Второй немец все время молчит.
С улицы доносится шум. За окнами толпа.
– Räuber[15], – немец объясняет напарнику, что мародеры пришли за вещами погибших.
Мне он позволил взять необходимое.
Неужели отпустят? Не верю всему, что происходит. Накидываю пальто, хватаю торбочку с продуктами. Выхожу. Немцы идут сзади. Одна мысль пульсирует в висках: «Теперь расстреляют…»
Слышу выстрел. Он прогремел там, где мама с сестренкой. Кидаюсь туда. Мама держится за окровавленную руку и оседает, не может стоять. Мы подхватываем ее. Надо спасаться…
После побега
Мы в котельной инфекционной больницы. Пришли к маминому довоенному знакомому, доктору Кулику. Он сделал маме перевязку. Хорошо, что рана несерьезная. Но мама такая слабая от голода, от пережитого. Все время плачет по бабуле.
Нет бабушки, нет маминой мамы. Нельзя без боли вспоминать ее вылинявшие глаза, седые космочки волос, руки со вздутыми венами. Руки рабочего человека.

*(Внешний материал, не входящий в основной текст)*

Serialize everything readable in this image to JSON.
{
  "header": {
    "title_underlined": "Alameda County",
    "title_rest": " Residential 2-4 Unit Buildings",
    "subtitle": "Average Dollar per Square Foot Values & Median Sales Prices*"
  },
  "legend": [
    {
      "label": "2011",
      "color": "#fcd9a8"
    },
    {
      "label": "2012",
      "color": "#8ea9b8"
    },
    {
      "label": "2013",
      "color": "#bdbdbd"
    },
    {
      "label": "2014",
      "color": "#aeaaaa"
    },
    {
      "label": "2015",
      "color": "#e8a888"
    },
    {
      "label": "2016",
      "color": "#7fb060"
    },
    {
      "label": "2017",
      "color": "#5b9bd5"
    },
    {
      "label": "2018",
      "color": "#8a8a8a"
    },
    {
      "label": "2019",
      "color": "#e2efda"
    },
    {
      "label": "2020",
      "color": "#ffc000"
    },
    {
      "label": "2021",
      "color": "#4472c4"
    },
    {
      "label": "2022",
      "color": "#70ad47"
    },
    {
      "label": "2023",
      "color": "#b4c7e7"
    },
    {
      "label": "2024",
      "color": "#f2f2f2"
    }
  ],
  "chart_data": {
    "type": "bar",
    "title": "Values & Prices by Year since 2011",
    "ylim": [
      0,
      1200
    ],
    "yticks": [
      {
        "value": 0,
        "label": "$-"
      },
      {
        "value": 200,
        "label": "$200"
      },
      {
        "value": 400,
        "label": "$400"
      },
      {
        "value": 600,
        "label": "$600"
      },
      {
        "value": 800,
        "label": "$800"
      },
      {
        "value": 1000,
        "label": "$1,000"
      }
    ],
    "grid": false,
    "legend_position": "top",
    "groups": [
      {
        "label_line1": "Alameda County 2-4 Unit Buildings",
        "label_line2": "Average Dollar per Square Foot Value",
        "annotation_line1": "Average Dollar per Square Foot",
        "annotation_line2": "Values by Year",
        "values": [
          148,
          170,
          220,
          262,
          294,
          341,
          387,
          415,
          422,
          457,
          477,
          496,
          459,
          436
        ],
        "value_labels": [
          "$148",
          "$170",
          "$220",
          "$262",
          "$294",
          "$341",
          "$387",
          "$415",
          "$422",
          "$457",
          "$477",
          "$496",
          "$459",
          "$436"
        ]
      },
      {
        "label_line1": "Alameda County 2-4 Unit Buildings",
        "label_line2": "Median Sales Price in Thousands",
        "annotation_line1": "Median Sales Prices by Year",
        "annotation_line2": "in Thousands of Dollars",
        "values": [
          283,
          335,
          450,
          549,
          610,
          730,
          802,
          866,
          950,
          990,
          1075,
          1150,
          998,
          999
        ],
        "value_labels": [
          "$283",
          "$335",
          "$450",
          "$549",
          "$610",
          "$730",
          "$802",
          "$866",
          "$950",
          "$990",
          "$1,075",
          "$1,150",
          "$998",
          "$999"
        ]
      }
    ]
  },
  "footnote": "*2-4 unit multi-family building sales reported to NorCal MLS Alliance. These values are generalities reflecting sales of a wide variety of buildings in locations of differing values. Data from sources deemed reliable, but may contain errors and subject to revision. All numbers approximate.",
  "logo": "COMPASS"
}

Боюсь за маму, чтоб совсем не ослабла, не свалилась.
– Пусть бы и она вместе с нами бежала, – в отчаянии говорит мама и горестно, тоненько, как дитя, плачет.
Но бабушка с ее опухшими ногами не могла бежать. Вообще то, что мы вырвались, невероятная случайность. Если б не эта сельская подвода, мы бы ни за что не спаслись.
Доктор Кулик ищет нам пристанище. А в котельной так хорошо, так тепло. Но к нему все время приходят какие-то люди. Кажется, мы мешаем ему. По-моему, здесь был человек из города, белорус или русский. Светловолосый, светлоглазый.
…Доктор Кулик нашел, где спрятаться, – в Слободском переулке. Несколько дней нужно подождать. Ночуем в тайном укрытии у маминого друга – доктора Красносельского. Он живет рядом с Юбилейным рынком, около юденрата. Тут же неподалеку живет режиссер Михаил Зоров – гордость белорусского театра.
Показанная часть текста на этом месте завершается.